Una recente pronunzia della Cassazione è stata di diverso avviso, in quanto ha affermato che l’articolo 51 del decreto legislativo 165 del 2001 prevede l’applicazione alle pubbliche amministrazioni della legge 300 del 1970 e delle sue “successive modificazioni ed integrazioni”, e, quindi, anche delle modifiche contenute nella legge 92 del 2012. Una analoga argomentazione potrebbe essere svolta per affermare la applicabilità ai lavoratori “nuovi assunti” della disciplina del contratto a tutela crescenti, in quanto il decreto legislativo 165 del 2001 dispone un rinvio di carattere generale alle leggi “sui rapporti di lavoro subordinato nella impresa”, che non opera solo laddove una specifica disposizione stabilisca diversamente.

Tuttavia, l’importanza di tale questione rende opportuno che la sua soluzione venga data da una esplicita ed univoca disposizione che chiarisca la volontà parlamentare.
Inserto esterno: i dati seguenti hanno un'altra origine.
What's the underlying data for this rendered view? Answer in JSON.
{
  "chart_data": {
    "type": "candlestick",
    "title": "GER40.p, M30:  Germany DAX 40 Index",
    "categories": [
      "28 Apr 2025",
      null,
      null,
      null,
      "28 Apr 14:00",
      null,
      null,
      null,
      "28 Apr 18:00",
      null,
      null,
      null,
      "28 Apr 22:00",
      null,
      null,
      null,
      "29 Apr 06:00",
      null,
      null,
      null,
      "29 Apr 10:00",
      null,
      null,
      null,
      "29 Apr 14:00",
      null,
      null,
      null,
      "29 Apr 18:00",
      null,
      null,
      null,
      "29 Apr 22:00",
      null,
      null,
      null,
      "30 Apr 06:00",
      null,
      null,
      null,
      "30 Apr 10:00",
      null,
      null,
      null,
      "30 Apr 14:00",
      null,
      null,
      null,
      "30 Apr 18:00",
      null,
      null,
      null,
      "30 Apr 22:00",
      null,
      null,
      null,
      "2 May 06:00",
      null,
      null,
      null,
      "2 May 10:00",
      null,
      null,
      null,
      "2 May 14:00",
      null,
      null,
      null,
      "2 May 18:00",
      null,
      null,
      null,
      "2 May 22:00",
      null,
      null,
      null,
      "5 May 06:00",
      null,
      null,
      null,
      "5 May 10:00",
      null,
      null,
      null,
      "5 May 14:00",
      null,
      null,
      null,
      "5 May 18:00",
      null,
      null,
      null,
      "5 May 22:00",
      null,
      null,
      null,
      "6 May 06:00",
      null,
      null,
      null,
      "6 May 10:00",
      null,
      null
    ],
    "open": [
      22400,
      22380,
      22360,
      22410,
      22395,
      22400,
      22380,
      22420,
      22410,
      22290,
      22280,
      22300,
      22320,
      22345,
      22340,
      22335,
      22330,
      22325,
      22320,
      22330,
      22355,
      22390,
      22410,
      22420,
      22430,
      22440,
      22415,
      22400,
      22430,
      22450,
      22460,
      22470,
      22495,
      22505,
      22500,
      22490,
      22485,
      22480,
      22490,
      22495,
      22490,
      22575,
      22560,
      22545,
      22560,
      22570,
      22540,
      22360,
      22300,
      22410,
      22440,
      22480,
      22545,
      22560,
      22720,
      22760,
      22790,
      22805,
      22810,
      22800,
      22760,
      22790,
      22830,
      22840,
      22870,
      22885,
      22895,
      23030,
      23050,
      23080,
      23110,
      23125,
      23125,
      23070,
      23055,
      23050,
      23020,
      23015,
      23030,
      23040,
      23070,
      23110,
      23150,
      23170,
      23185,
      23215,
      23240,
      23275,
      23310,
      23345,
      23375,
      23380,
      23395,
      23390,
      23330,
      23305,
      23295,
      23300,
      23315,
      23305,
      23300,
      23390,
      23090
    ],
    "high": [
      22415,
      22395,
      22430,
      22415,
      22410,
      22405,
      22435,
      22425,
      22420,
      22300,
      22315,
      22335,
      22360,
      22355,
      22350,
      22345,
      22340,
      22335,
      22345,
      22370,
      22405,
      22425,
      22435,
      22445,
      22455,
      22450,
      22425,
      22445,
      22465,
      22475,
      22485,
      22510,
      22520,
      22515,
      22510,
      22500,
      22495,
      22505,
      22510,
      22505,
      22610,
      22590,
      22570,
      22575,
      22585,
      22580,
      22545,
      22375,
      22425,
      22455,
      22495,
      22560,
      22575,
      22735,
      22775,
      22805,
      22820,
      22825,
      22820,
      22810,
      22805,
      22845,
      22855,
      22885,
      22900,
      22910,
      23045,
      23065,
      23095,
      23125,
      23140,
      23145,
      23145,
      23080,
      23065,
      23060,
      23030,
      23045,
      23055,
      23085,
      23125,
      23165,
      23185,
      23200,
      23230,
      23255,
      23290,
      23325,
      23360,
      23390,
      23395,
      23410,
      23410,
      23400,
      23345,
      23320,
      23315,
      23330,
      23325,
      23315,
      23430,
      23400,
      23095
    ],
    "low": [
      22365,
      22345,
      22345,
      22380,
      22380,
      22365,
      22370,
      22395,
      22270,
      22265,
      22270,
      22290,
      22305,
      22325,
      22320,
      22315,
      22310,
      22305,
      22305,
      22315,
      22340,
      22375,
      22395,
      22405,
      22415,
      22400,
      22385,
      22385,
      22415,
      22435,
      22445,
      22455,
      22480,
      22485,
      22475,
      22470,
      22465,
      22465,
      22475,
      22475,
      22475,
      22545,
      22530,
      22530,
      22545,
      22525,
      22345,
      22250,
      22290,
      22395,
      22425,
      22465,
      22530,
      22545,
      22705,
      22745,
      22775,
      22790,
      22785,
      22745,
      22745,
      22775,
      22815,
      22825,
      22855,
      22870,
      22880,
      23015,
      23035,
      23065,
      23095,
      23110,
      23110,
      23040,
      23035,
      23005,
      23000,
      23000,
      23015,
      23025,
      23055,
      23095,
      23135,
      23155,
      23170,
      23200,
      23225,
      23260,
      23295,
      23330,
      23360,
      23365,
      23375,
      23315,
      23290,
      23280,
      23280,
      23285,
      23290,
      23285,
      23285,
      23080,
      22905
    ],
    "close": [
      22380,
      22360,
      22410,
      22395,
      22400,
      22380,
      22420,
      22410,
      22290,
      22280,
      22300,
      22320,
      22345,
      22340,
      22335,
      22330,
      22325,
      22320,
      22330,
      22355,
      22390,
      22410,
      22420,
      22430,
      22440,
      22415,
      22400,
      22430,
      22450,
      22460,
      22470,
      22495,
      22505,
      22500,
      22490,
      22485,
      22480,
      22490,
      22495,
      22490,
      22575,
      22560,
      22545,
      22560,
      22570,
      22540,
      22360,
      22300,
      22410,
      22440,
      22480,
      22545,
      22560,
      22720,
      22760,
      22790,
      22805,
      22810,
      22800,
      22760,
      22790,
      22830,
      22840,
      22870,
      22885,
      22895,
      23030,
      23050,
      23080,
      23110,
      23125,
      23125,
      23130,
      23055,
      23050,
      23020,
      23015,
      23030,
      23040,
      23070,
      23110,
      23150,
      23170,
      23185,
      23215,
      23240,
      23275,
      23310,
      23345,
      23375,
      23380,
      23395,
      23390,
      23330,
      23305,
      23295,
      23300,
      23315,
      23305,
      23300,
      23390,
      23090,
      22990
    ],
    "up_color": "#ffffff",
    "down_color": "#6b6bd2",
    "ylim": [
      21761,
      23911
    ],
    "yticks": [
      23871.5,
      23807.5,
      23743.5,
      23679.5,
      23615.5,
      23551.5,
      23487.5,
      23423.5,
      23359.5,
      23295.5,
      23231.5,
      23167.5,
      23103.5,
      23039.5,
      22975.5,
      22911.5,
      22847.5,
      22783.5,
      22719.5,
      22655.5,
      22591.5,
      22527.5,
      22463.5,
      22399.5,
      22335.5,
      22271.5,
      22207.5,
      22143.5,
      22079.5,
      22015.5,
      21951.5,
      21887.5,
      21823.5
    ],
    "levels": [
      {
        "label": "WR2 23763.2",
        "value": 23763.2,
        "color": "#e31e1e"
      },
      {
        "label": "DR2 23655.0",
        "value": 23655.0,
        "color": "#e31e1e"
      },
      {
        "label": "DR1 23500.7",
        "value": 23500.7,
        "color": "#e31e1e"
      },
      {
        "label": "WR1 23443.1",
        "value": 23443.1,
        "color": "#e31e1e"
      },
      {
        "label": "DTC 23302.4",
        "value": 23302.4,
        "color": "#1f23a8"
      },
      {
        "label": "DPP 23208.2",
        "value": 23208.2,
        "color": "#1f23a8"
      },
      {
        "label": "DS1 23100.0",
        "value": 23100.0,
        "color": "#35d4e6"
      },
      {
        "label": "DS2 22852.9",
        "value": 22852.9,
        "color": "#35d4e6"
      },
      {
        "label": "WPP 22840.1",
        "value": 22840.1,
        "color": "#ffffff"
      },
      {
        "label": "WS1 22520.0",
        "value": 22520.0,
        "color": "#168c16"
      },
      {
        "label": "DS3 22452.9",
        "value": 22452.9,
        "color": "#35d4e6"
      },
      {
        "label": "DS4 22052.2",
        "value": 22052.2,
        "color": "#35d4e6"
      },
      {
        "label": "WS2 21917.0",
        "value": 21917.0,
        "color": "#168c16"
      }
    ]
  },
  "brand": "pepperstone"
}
Infine, diversamente dal lavoro privato, nel pubblico impiego sono previsti limiti di età per la permanenza in servizio, raggiunti i quali il dipendente è collocato a riposo. Il dipendente pubblico, di norma, non può beneficiare nemmeno della possibilità di differire la data del pensionamento sino a 70 anni, come previsto dalla legge 214 del 2001, poiché essa fa espressamente salvi i “limiti ordinamentali” che stabiliscono l’età di collocamento a riposo.

Anzi, al fine di favorire “il ricambio generazionale nelle pubbliche amministrazioni”, è consentito alle P.A. di risolvere unilateralmente il contratto di lavoro con un preavviso di 6 mesi, anche prima dell’età per il collocamento a riposo, nel momento in cui il lavoratore raggiunga l’anzianità massima contributiva utile per la pensione cd. anticipata. Unicamente nel caso in cui il dipendente non abbia maturato alcun diritto a pensione al compimento dell’età limite ordinamentale ha diritto a proseguire il rapporto di lavoro sino al raggiungimento dei requisiti minimi per l’accesso a pensione, e comunque non oltre il raggiungimento dei 70 anni di età.